Die Lage der deutschen Philosophie im Jahr 1972 war zum einen bestimmt vom Reimport der von den
Nazis vertriebenen Heidegger-Konkurrenten. Husserls Nachlass, der 1938 starb, war unter konspirativen
Umständen in die Universität Löwen gebracht worden, und man begann 1950 seine sämtlichen Werke in
der ReiheHusserliana herauszugeben. Dasselbe geschah mit den Schriften Schelers und Cassirers, was
ihnen eine erneute Wirkungsgeschichte eröffnete. Zu erwähnen ist hier auch Karl Löwith, der von 1936
bis 1941 in Sendai (Japan) und dann bis 1952 in den USA lehrte und in diesem Jahr nach Heidelberg
berufen wurde; er wurde dort zum wichtigsten Heidegger-Kritiker. Auch andere, die der NS zum
Schweigen gebracht hatte, kehrten zurück.

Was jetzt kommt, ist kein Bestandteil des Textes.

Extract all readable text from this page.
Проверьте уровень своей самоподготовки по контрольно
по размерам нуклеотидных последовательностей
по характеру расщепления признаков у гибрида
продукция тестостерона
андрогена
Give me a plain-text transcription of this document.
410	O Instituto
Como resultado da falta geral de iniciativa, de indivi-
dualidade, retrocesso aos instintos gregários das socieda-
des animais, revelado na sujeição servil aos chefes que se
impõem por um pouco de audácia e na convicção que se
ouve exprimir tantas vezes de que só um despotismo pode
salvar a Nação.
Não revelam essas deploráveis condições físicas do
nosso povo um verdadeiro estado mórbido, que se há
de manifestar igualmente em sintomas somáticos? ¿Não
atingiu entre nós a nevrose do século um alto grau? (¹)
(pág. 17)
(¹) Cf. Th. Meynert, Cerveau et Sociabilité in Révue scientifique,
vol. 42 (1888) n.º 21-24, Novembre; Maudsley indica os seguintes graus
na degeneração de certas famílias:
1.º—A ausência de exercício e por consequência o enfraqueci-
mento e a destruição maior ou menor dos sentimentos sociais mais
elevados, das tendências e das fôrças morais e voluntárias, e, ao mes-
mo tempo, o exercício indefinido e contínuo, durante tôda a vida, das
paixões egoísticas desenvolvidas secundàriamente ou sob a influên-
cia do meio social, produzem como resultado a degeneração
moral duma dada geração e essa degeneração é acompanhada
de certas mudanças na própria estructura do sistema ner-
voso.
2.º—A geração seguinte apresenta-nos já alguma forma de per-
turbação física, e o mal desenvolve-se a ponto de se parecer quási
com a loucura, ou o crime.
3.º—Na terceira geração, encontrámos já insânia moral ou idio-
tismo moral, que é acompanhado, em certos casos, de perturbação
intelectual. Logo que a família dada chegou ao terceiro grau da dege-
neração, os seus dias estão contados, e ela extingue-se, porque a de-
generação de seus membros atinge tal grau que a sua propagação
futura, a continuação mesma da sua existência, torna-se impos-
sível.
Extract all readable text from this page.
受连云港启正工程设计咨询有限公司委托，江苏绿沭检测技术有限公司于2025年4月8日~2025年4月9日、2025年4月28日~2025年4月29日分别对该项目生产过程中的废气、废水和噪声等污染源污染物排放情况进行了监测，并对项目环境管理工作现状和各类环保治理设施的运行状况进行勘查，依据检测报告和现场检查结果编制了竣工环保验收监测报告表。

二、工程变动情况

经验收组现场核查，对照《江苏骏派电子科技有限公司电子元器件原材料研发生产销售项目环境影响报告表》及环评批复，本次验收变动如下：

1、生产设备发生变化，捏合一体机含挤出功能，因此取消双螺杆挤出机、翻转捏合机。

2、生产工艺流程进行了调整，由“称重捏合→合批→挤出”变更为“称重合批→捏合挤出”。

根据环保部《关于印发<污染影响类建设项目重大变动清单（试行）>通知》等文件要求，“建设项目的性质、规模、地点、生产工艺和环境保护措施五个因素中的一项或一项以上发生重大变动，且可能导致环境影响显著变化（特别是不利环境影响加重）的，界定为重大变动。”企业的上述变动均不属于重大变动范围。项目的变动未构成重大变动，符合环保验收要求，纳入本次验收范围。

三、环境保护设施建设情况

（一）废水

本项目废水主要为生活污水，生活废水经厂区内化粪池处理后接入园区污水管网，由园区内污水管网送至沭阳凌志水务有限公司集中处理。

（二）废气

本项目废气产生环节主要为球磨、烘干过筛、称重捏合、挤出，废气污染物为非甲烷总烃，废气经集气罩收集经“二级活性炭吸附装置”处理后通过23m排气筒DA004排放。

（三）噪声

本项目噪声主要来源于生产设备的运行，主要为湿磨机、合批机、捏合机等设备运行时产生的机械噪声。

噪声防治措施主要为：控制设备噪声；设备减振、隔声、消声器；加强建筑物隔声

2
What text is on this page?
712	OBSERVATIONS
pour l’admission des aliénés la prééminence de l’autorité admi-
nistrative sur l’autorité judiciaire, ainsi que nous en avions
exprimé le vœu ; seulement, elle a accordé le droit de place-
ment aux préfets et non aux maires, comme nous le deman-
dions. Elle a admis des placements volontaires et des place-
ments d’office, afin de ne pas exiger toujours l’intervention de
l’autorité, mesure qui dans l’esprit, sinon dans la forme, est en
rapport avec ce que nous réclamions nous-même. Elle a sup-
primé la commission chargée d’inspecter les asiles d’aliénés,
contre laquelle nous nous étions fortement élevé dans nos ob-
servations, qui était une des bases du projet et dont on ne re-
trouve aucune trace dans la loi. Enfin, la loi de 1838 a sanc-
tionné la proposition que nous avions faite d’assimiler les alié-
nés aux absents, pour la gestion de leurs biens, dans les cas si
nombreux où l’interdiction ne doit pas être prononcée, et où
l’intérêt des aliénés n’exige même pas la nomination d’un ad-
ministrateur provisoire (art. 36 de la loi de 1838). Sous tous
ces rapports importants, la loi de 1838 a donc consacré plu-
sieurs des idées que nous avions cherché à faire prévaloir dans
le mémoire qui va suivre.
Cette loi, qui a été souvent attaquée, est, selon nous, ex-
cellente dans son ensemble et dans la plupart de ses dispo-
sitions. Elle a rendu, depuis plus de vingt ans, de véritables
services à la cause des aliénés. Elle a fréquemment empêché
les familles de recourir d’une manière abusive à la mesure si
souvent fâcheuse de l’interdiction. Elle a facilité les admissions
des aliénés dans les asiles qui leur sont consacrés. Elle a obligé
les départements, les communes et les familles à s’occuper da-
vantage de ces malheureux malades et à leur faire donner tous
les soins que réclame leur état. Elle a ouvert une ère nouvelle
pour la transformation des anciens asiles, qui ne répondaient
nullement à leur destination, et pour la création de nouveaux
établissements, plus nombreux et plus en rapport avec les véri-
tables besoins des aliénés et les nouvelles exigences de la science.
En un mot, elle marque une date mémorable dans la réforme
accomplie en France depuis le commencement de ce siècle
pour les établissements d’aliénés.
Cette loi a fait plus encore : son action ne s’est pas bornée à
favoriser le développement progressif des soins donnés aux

Sofort nach 1945 meldete sich Karl Jaspers wieder zu Wort,
der seit 1937 Lehr- und Publikationsverbot erhalten hatte und 1945 mit seiner Frau nur knapp dem KZ
entkommen war. Er zog es vor, 1948 nach Basel zu wechseln, von wo aus er nicht nur philosophisch,
sondern auch politisch nachhaltig wirkte. Bereits 1951 war Max Horkheimer und kurz nach ihm auch
Theodor W. Adorno nach Frankfurt am Main heimgekehrt, wo das als marxistisch verschriene Institut für
Sozialforschung seine Arbeit wieder aufnehmen konnte. Die sogenannte „Frankfurter Schule“ sollte auch
noch nach Adornos Tod im Jahr 1969 noch produktiv weiterwirken – vor allem durch Jürgen Habermas
und seinen Kreis. Viele Emigranten hatten es vorgezogen, nicht nach Deutschland zurückzukehren, z. B.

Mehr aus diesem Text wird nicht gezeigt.